Turkish debt market buoyed by improved investor sentiment: Fitch
LONDON
Sovereign financing, funding diversification goals and the Islamic finance development agenda will continue to drive Turkish debt capital market (DCM) issuance over the next two years, according to Fitch Ratings.
“We expect banks and corporates to keep a smaller DCM share than sovereigns, with issuance mostly opportunistic, given still-high costs,” the rating agency said in a report, adding that in the medium term, DCM will likely cross $450 billion outstanding, with sukuk to cross 20 percent of the issuance mix.
In March, Fitch upgraded Türkiye's Long-Term Foreign-Currency Issuer Default Rating to “B+'” from “B” with positive outlook.

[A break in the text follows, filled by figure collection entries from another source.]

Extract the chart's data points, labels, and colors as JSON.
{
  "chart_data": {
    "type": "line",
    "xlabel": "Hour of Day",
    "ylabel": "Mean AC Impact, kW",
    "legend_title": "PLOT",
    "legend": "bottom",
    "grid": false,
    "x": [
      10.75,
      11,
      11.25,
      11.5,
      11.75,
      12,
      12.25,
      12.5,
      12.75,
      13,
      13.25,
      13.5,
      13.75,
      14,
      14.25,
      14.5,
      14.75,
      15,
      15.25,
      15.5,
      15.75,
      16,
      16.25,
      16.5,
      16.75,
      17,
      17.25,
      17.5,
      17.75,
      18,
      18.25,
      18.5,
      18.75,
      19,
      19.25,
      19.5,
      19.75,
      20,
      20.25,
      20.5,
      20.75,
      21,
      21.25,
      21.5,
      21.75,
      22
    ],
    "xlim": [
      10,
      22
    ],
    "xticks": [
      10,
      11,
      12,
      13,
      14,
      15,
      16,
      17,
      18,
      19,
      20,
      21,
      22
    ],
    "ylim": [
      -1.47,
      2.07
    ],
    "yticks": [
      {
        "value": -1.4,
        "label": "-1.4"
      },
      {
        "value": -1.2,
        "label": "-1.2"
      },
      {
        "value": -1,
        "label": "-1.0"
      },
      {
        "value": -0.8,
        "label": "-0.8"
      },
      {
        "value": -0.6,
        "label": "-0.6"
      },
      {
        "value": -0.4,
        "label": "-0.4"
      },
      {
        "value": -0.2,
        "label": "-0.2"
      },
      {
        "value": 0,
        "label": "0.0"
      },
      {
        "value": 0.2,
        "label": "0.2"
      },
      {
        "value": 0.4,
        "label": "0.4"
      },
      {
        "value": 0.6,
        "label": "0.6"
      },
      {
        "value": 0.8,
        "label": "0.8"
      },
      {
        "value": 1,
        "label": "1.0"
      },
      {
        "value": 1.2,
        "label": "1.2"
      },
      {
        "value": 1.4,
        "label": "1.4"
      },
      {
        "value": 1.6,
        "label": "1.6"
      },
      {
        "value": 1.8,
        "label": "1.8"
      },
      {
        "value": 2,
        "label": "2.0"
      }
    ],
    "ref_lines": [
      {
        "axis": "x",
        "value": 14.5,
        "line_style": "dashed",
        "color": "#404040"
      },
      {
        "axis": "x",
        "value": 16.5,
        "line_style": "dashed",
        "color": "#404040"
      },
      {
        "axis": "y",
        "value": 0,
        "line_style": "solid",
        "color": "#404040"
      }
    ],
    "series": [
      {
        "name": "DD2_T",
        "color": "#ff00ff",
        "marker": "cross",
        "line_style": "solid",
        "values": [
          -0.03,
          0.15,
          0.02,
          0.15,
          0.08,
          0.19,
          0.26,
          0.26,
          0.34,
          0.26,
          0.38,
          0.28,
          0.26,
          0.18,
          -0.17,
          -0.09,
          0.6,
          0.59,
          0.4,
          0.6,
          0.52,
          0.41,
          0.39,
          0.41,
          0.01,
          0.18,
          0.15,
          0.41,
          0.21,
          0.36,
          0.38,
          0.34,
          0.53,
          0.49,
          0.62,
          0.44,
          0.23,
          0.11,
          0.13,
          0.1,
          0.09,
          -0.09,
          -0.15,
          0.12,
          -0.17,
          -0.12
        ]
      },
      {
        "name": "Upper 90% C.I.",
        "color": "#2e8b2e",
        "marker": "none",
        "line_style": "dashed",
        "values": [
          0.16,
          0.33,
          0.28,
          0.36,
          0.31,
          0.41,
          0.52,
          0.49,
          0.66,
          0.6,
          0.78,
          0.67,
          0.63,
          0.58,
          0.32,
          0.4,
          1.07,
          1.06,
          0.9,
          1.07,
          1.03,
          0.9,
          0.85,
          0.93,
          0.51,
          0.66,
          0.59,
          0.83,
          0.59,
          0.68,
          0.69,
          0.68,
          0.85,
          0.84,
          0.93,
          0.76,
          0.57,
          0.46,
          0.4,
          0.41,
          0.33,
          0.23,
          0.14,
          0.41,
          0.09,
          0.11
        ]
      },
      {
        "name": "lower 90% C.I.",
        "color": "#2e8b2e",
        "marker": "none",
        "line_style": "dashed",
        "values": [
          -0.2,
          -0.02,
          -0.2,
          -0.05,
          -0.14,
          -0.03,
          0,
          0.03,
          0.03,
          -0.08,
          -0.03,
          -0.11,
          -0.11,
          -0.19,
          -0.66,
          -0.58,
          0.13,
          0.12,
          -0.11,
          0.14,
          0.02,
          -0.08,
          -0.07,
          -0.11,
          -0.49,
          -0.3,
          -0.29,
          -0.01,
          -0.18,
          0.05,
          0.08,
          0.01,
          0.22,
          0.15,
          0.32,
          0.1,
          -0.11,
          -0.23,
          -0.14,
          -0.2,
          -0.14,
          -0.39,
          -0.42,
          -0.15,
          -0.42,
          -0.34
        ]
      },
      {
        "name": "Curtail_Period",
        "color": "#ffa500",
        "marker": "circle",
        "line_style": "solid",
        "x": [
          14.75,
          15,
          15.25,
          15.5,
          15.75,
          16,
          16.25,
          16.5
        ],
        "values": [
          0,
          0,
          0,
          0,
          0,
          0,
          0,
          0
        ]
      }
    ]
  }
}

On May 3, Standard & Poor’s raised Türkiye’s ratings to "B+" from "B," citing economic rebalancing. Moody’s raised Türkiye’s outlook to positive in January.
The recent revival in foreign currency debt issuances signals lower near-term refinancing risks as investor sentiment improves following Türkiye’s adoption of more conventional macroeconomic policies, said Bashar Al Natoor, Global Head of Islamic Finance at Fitch.

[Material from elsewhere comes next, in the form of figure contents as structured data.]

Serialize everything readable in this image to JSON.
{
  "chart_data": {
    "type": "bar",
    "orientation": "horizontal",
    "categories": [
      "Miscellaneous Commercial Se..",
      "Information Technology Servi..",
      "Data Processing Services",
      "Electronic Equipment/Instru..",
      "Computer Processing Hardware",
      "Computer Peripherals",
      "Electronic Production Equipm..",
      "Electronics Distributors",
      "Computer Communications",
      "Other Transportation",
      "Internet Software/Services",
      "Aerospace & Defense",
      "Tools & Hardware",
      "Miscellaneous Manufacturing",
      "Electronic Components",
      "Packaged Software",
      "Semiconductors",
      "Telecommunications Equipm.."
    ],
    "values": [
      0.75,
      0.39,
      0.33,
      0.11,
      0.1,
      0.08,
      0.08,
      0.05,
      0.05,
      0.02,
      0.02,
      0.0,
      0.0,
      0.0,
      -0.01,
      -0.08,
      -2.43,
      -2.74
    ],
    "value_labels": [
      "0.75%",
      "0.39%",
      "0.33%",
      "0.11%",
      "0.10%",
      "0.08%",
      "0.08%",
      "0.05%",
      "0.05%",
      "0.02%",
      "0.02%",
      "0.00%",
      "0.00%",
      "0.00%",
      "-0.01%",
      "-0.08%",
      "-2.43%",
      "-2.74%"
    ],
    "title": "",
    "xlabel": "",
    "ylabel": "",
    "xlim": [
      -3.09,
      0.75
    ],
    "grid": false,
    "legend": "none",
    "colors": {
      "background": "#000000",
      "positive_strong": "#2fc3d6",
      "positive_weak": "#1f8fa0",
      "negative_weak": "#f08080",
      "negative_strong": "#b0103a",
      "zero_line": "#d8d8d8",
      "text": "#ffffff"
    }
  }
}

With over $225 billion external debt maturing in the next 12 months as of December 2023, Türkiye has always been vulnerable to shifts in investor sentiments, although the sovereign and private sector have proved resilient in their ability to access external financing, he added.

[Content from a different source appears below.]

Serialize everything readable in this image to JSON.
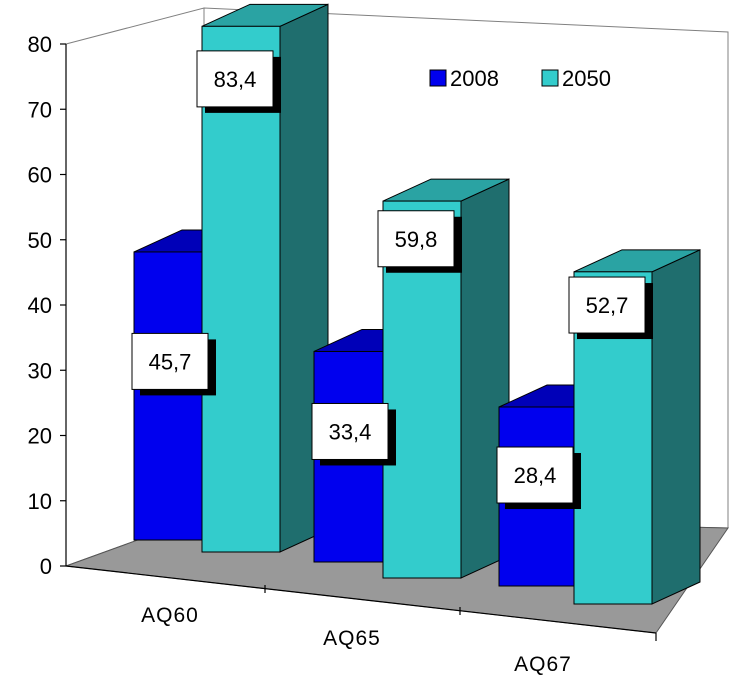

Türkiye issued $10 billion in external markets in 2023, with a similar amount planned for 2024, according to Fitch. It issued a $3 billion bond in February 2024, with the lowest spread of the past four years, the rating agency said, noting that rated banks and corporates have shown signs of returning to the market since the second half of 2023.
The Turkish DCM grew 8 percent as of the end of the first quarter of 2024 — $422.6 billion outstanding, with almost two-thirds in Turkish Lira, a third in U.S. dollars and the remainder in euros, according to Fitch.
Türkiye is the fourth largest sukuk issuer globally, and one of just three G20 countries active in the sukuk market. Fitch rates 90 percent of Turkish U.S. dollars, sukuk.
The European Bank for Reconstruction and Development (EBRD) said in in its regional economic report released on May 15 that return to more orthodox economic policies helped improve confidence among domestic and international investors, as witnessed by the significant decline in Türkiye’s CDS premium since its peak in May 2023.
Economic growth is expected to slow further in 2024, to 2.7 per cent before picking up to 3 per cent in 2025, as the tighter fiscal and monetary stance cools down the economy and private consumption growth weakens, according to EBRD.